I wonder what large ghostly red tiles in the background of the top half of the left cavity can be.
They don't feel astronomic at all.
"Ghostly red tiles"? I don't see them. Can you point them out with a pic and arrows?

Re: APOD: Star Cluster R136 Breaks Out (2021 Jan 10)

by Chris Peterson » Sun Jan 10, 2021 4:11 pm

Robolt wrote: Sun Jan 10, 2021 3:42 pm Why do nearby stars, but not distant ones, show the spikes in the image?
Every star has diffraction spikes. Whether they rise above the noise floor and are visible is determined only by intensity. A star that is four times brighter and twice as far away will show identical spikes to one that is a quarter as bright and twice as close.

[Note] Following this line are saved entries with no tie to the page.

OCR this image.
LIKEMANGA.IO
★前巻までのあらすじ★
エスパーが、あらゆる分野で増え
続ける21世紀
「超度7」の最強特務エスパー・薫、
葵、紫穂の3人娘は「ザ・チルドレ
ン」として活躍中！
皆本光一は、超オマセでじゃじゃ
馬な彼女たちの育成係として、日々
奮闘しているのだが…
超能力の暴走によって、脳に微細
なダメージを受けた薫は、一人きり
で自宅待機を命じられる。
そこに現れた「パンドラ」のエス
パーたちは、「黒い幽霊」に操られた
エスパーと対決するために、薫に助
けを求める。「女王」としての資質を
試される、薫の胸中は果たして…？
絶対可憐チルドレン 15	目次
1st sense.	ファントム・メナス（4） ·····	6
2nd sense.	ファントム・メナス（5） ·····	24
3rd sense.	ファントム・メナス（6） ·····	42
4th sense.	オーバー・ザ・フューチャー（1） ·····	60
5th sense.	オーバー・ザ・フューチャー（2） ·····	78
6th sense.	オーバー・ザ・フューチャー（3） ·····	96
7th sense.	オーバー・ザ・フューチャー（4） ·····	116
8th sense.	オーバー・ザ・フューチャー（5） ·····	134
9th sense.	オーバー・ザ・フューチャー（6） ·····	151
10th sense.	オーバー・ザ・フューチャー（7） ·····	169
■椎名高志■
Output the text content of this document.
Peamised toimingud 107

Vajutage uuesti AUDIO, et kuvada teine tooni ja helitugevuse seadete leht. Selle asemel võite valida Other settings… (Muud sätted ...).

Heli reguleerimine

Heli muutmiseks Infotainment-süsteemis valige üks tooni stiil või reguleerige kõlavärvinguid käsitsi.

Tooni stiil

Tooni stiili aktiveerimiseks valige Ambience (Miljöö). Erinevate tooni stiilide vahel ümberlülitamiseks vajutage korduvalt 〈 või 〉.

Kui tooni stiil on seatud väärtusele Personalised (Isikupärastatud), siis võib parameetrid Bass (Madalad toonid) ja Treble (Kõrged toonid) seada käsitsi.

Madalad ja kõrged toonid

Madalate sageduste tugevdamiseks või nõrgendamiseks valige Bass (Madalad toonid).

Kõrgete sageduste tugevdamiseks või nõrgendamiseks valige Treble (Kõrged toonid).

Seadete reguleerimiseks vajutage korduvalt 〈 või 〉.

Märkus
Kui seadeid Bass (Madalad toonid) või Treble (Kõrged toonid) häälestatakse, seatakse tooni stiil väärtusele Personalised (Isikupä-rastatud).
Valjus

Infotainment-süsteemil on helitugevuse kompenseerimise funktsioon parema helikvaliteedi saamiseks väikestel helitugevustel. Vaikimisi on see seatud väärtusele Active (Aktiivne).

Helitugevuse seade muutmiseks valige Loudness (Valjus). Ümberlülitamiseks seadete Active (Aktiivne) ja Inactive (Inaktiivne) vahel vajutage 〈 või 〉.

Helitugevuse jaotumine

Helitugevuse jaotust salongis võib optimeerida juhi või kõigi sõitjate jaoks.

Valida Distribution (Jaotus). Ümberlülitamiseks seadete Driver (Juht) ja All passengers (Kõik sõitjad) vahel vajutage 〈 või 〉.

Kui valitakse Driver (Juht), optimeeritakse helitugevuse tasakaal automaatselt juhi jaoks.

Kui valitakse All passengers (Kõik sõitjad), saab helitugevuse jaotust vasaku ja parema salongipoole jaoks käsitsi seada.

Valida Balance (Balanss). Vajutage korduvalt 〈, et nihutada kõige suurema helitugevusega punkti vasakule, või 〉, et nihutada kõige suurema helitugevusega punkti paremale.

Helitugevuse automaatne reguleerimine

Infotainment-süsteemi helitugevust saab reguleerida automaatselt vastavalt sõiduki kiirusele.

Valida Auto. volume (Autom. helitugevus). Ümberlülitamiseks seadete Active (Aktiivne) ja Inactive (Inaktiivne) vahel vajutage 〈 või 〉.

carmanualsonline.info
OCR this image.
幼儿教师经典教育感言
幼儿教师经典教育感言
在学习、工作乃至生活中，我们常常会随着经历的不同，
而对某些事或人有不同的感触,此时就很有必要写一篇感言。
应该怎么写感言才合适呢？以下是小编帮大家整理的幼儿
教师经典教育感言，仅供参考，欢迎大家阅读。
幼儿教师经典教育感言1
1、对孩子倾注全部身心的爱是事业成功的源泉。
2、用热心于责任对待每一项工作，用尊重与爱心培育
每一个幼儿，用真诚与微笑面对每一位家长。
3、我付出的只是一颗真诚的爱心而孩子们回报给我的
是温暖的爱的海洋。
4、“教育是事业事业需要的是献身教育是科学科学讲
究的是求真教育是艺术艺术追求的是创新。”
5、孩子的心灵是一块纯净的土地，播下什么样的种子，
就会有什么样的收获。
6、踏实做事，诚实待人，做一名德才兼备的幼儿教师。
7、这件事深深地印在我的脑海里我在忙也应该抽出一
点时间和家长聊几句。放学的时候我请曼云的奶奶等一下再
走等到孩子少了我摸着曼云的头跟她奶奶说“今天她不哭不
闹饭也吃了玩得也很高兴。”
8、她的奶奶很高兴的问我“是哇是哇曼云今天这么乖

It looks like most or all of the bright stars in this image are at about the same distance, so the degree they show spikes is largely determined by their luminosity. There is no way from the image alone of accurately assessing which stars are closer and which are farther away.

Re: APOD: Star Cluster R136 Breaks Out (2021 Jan 10)

by neufer » Sun Jan 10, 2021 3:58 pm

Robolt wrote: Sun Jan 10, 2021 3:42 pm
Why do nearby stars, but not distant ones, show the spikes in the image?
Why do you think that all the stars with (diffraction) spikes are "nearby" stars?

Re: APOD: Star Cluster R136 Breaks Out (2021 Jan 10)

by Robolt » Sun Jan 10, 2021 3:42 pm

Why do nearby stars, but not distant ones, show the spikes in the image?

Re: APOD: Star Cluster R136 Breaks Out (2021 Jan 10)

by VictorBorun » Sun Jan 10, 2021 2:58 pm

unusual to see spiked stars in another galaxy. They are bright and the LMC galaxy is near.

I wonder what large ghostly red tiles in the background of the top half of the left cavity can be.
They don't feel astronomic at all.

Re: APOD: Star Cluster R136 Breaks Out (2021 Jan 10)

by orin stepanek » Sun Jan 10, 2021 1:36 pm

30dor_hubble_960.jpg

I'm noticing what looks like a lot of double stars! 8-)
Very beautiful picture from 30 Doradus; Cluster R136!